Popular strategies and prioritization frameworks:
- Value versus Complexity Quadrant
- Weighted Scoring
- Kano Model
- Opportunity Scoring
- Affinity Grouping
- Story Mapping
1. Value versus complexity quadrant:
In the Value versus Complexity model, you evaluate every opportunity based on its business value and its relative complexity to implement. This is a common approach adopted by most product teams, and many product managers go through this assessment instinctively every day. The prioritization framework of the matrix is simple: The initiatives that have the highest value and the lowest effort will be the low-hanging fruit for your roadmap.
2. Weighted scoring
With weighted scoring, you can continue to use the Value versus Complexity model; but add a layer in scoring to arrive at an objective result.
By using a scoring method to rank the strategic initiatives and major features, product managers can facilitate a more productive discussion about what to include on the product roadmap. While there are many inputs that ultimately go into a product decision, a scoring model can help the team have an objective conversation.
A clear, objective scoring model can also include inputs form other business functions like marketing, designers, business partners or stakeholders. The scoring helps in making an informed choice and pick the initiatives to include in upcoming roadmap.

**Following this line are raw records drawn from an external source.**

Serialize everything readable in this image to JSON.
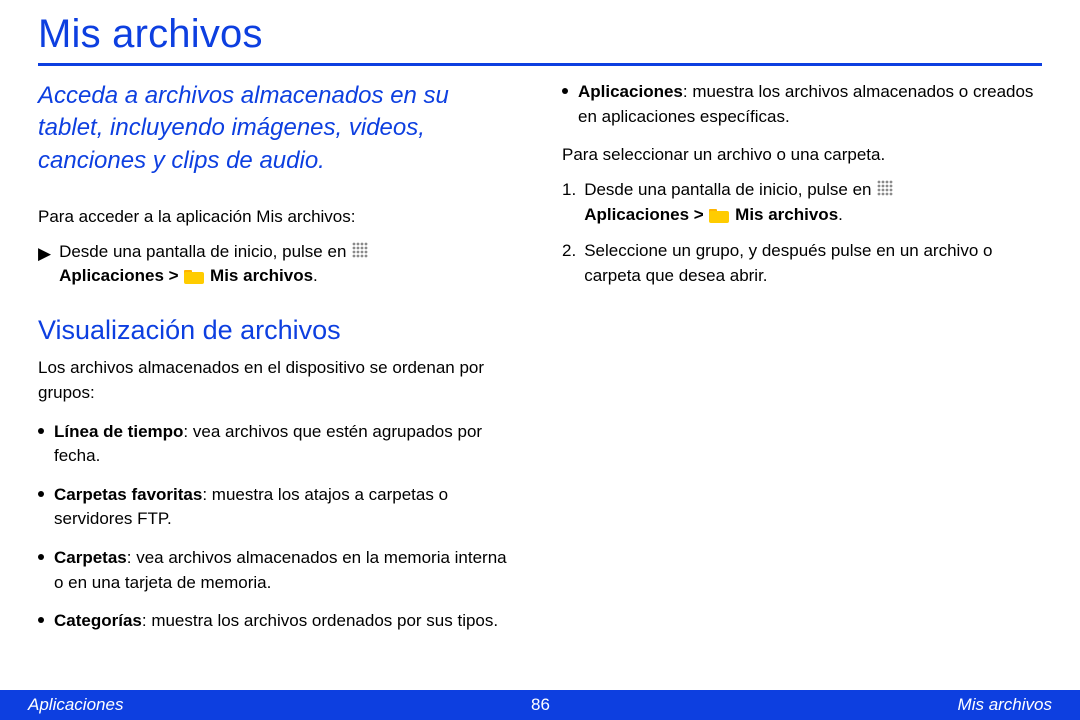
{
  "title": "Mis archivos",
  "intro": "Acceda a archivos almacenados en su tablet, incluyendo imágenes, videos, canciones y clips de audio.",
  "left": {
    "access_intro": "Para acceder a la aplicación Mis archivos:",
    "arrow_text": "Desde una pantalla de inicio, pulse en ",
    "apps_label": "Aplicaciones > ",
    "myfiles_label": " Mis archivos",
    "period": ".",
    "subhead": "Visualización de archivos",
    "after_sub": "Los archivos almacenados en el dispositivo se ordenan por grupos:",
    "bullets": [
      {
        "term": "Línea de tiempo",
        "desc": ": vea archivos que estén agrupados por fecha."
      },
      {
        "term": "Carpetas favoritas",
        "desc": ": muestra los atajos a carpetas o servidores FTP."
      },
      {
        "term": "Carpetas",
        "desc": ": vea archivos almacenados en la memoria interna o en una tarjeta de memoria."
      },
      {
        "term": "Categorías",
        "desc": ": muestra los archivos ordenados por sus tipos."
      }
    ]
  },
  "right": {
    "apps_bullet_term": "Aplicaciones",
    "apps_bullet_desc": ": muestra los archivos almacenados o creados en aplicaciones específicas.",
    "select_intro": "Para seleccionar un archivo o una carpeta.",
    "step1_pre": "Desde una pantalla de inicio, pulse en ",
    "step1_apps": "Aplicaciones > ",
    "step1_myfiles": " Mis archivos",
    "step1_period": ".",
    "step2": "Seleccione un grupo, y después pulse en un archivo o carpeta que desea abrir.",
    "n1": "1.",
    "n2": "2."
  },
  "footer": {
    "left": "Aplicaciones",
    "center": "86",
    "right": "Mis archivos"
  }
}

3. Customer delight versus product function
With the Kano model product managers can look at potential features through the lens of the delight a feature provides customers to improve the product experience with features.
There are some basic features that your product simply needs to have in order for you to sell your product in the market. You need to have these “threshold” features, but continuing to invest in them won’t improve customer delight dramatically.

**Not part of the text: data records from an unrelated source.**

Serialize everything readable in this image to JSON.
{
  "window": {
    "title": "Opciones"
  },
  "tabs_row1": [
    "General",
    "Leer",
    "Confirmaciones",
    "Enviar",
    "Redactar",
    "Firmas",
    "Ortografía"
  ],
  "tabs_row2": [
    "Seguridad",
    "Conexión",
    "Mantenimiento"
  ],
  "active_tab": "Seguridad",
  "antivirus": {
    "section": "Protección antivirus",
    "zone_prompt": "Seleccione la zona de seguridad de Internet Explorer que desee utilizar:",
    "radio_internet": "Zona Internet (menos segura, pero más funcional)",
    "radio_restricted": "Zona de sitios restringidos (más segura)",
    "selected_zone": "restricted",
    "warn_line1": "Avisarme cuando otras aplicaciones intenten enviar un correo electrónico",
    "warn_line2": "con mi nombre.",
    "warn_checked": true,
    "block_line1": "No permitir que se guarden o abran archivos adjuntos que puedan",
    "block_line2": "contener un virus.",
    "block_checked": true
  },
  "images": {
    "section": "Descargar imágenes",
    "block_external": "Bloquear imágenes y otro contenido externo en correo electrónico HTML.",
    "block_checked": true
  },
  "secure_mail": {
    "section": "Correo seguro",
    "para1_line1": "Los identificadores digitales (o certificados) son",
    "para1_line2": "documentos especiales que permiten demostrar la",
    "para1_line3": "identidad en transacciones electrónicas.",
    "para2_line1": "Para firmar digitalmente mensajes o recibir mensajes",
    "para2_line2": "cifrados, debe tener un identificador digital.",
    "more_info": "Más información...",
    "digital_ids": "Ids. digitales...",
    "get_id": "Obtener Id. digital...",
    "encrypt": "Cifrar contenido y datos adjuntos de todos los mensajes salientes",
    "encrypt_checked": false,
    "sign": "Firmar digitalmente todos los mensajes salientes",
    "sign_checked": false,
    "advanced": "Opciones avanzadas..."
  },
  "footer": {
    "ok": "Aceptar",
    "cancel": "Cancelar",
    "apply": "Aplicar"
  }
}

There are some features (like performance) that give you a proportionate increase in customer satisfaction as you invest in them.
Finally, there are some excitement features that you can invest in that will yield a disproportionate increase in customer delight. If you don’t have these features, customers might not even miss them; but if you include them, and continue to invest in them you will create dramatic customer delight or help .
4. Opportunity scoring
Opportunity scoring is a type of Gap Analysis that comes from outcome-driven innovation. The basic idea is to measure and rank opportunities based on their importance versus customer satisfaction. To conduct opportunity scoring you ask customers to score the importance of each feature and then also score how satisfied they are currently with that feature. The opportunities are those features that are highly important yet customers gave a low satisfaction score.
5. Affinity grouping
Affinity grouping can be a fun prioritization framework activity. Our Product designers conduct affinity grouping sessions with product teams that are trying to understand what to build. The idea is simple: have everyone brainstorm opportunities on sticky notes. Then as a team, begin to group similar items together, and then name the groups. Finally, everyone on the team begins to vote on or rank the groups.
6. Story mapping
Story mapping is used in agile organizations. And is a great way to document the Minimum Viable Product by organizing and prioritizing user stories and the development releases. The idea, in a nutshell, is you can map out the workflow of the product from beginning to end for each milestone and the long-term roadmap.
Conclusion:
Any of these approaches can be used by product teams depending on their working style and team size. Having a definite plan of action following the above proven strategies can help build and enhance software products to make them stand apart from other.